Trzeba podkreślić, że w ramach działalności Międzynarodowego Towarzystwa Okulistyki Praktycznej na przełomie maja i czerwca w Casablance odbył się zjazd towarzystw okulistycznych krajów Afryki Północnej, w którym uczestniczyło około tysiąca specjalistów. Podczas wydarzenia prof. Robert Rejdak otrzymał złoty medal za innowacje w chirurgii oka związane z zastosowaniem metody operacyjnej sklerotomii w kształcie litery T w leczeniu ciężkich urazów gałki ocznej z ciałem obcym wewnątrzgałkowym. Wyniki wdrożenia tej metody były przedmiotem wspólnych prac badawczych kilku ośrodków okulistycznych, poza lubelskim także londyńskiego, paryskiego oraz dwóch włoskich, czego efektem była publikacja w prestiżowym czasopiśmie medycznym „Frontiers in Medicine”.
Ukoronowaniem działalności lubelskiej okulistyki jest umieszczenie naszego miasta na liście miejsc, w których doskonalone jest leczenie stożka rogówki. Taką decyzję 18 czerwca podjął prof. Ashraf Armia, konsultant krajowy w dziedzinie okulistyki w Egipcie. – Tym samym dołączyliśmy do Globalnej Szkoły Leczenia Stożka Rogówki, której założycielem jest prof. Armia, i znaleźliśmy się obok ośrodków okulistycznych m.in. z Wielkiej Brytanii, Francji, Włoch i Argentyny – podkreśla prof. Rejdak i dodaje, że wczesne rozpoznawanie stożka rogówki wcale nie jest łatwe – wymaga specyficznego podejścia diagnostycznego. W tym celu lubelscy okuliści jako pierwsi tworzą cyfrowy rejestr chorych na tę przypadłość.
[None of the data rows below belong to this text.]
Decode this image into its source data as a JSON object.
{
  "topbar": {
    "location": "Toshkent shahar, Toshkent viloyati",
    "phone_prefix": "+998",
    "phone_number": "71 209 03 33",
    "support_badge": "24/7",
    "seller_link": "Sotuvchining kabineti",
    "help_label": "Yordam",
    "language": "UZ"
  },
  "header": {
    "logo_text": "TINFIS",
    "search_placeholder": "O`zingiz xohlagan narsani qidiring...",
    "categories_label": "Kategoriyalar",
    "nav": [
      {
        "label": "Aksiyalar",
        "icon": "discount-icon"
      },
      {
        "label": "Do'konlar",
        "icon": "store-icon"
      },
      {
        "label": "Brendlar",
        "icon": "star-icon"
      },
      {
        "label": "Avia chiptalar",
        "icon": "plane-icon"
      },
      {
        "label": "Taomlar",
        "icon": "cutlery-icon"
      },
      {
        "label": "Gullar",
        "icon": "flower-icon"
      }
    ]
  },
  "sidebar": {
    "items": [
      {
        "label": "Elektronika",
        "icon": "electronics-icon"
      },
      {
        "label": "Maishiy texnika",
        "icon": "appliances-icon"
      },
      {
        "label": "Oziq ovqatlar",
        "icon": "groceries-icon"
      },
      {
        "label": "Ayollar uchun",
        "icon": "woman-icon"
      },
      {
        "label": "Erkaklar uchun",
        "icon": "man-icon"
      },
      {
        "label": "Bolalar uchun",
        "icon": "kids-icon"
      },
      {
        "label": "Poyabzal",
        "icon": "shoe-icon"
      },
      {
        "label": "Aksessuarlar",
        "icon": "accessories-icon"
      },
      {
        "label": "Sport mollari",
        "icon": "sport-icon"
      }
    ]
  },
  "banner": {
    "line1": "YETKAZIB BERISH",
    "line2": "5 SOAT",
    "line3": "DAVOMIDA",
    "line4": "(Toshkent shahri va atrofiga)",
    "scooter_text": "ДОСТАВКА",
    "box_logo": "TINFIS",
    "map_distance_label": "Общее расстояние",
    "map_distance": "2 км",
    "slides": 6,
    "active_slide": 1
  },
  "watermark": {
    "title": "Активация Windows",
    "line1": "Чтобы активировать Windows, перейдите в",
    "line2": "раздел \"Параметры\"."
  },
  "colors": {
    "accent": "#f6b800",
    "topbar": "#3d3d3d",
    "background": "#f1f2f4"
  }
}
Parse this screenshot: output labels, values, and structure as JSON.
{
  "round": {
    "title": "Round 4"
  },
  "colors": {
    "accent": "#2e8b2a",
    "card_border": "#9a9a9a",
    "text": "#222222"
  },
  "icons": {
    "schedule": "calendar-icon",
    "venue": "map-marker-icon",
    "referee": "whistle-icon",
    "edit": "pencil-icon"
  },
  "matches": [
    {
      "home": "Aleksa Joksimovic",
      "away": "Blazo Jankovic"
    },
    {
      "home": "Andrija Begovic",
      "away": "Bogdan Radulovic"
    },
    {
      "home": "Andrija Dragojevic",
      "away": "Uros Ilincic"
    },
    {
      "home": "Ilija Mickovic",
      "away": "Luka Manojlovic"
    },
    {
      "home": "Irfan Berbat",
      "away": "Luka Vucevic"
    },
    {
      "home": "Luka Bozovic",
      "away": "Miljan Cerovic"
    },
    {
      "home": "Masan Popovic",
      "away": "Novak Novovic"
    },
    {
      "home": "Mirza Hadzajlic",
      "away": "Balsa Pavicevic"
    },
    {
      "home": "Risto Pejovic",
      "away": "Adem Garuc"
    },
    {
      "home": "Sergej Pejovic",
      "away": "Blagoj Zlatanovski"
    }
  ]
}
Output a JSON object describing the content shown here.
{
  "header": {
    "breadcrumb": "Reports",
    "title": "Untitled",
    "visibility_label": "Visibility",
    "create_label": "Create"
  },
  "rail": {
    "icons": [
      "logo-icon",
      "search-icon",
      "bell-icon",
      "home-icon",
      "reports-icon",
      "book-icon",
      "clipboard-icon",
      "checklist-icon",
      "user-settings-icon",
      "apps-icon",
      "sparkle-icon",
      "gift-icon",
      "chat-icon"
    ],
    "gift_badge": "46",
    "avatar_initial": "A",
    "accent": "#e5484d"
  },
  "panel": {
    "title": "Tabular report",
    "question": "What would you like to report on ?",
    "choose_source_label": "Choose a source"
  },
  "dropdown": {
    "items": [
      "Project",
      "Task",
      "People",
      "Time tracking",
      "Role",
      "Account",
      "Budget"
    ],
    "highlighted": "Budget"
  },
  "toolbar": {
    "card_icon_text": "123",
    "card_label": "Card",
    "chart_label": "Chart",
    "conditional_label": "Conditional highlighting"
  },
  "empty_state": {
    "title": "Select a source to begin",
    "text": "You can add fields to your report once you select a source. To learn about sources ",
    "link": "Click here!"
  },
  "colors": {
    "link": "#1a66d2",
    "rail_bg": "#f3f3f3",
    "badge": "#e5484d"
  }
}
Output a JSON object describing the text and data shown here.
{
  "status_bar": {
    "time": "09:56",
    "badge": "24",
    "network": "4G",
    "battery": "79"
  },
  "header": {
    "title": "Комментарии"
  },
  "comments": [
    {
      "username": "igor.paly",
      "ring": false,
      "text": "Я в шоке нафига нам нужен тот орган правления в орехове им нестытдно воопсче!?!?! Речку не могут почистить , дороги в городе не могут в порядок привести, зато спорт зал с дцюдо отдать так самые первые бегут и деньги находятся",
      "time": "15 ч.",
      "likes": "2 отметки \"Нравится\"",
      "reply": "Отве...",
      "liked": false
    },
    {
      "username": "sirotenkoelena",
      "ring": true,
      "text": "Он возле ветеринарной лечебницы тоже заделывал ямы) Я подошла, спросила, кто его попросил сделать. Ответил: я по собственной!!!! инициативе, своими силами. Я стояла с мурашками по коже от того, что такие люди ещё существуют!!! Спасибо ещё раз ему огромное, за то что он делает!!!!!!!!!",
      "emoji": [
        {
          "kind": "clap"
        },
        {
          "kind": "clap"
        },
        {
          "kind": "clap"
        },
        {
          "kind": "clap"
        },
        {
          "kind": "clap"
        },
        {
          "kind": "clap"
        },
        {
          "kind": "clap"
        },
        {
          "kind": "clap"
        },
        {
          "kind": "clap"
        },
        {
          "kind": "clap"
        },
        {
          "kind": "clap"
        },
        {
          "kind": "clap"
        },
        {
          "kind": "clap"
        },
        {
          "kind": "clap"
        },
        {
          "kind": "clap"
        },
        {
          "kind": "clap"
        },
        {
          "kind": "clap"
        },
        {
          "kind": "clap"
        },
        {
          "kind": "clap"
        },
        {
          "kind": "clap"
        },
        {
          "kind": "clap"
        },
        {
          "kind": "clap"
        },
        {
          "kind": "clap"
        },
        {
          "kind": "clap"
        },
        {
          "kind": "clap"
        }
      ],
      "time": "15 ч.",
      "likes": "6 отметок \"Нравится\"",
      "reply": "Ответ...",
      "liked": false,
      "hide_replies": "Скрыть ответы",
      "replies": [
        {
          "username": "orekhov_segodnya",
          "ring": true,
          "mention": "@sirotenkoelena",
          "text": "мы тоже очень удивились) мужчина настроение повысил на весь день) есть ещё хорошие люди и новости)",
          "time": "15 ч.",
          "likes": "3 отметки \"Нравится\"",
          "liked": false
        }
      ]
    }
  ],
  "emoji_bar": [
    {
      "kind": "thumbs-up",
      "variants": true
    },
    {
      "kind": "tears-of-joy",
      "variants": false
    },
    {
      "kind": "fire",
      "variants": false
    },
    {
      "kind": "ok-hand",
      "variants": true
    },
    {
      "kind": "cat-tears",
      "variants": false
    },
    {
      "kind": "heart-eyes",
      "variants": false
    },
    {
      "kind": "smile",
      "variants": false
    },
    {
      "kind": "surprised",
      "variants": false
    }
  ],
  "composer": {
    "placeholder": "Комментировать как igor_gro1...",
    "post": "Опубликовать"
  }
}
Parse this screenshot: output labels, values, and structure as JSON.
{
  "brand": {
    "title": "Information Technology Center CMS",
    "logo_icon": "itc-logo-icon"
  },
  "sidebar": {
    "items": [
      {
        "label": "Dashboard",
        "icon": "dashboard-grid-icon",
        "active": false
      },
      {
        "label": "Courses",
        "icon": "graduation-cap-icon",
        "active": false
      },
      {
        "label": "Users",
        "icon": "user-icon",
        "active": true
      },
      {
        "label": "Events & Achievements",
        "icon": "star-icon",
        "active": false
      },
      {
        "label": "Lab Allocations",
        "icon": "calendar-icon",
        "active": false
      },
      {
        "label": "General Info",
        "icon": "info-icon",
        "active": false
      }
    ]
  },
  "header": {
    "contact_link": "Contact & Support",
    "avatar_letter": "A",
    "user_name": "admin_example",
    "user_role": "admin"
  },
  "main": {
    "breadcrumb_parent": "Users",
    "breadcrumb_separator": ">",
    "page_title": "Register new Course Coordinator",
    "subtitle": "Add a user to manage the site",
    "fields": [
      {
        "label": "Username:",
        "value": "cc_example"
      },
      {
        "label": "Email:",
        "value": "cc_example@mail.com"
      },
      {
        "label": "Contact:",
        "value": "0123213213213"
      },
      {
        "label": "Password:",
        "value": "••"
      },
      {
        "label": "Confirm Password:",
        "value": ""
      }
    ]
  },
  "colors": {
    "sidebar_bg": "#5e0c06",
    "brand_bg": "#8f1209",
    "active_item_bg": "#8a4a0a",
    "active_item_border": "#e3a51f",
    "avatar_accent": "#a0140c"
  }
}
– Zawdzięczmy to współpracy, jaką Uniwersytet Medyczny w Lublinie nawiązał z Politechniką Lubelską i Uniwersytetem Przyrodniczym przy projekcie Lubelskiej Unii Cyfrowej. W jego ramach badamy dzieci i młodzież w kierunku stożka rogówki. To choroba, która nieleczona może prowadzić do ślepoty. Na szczęście są techniki wczesnego leczenia – o nazwie cross linking, czyli sieciowanie rogówki. Aby można było ją zastosować, trzeba odpowiednio wcześnie wykryć zmianę. Cross linking hamuje rozwój choroby, co z kolei może zapobiegać konieczności przeszczepu rogówki – zaznacza prof. Rejdak.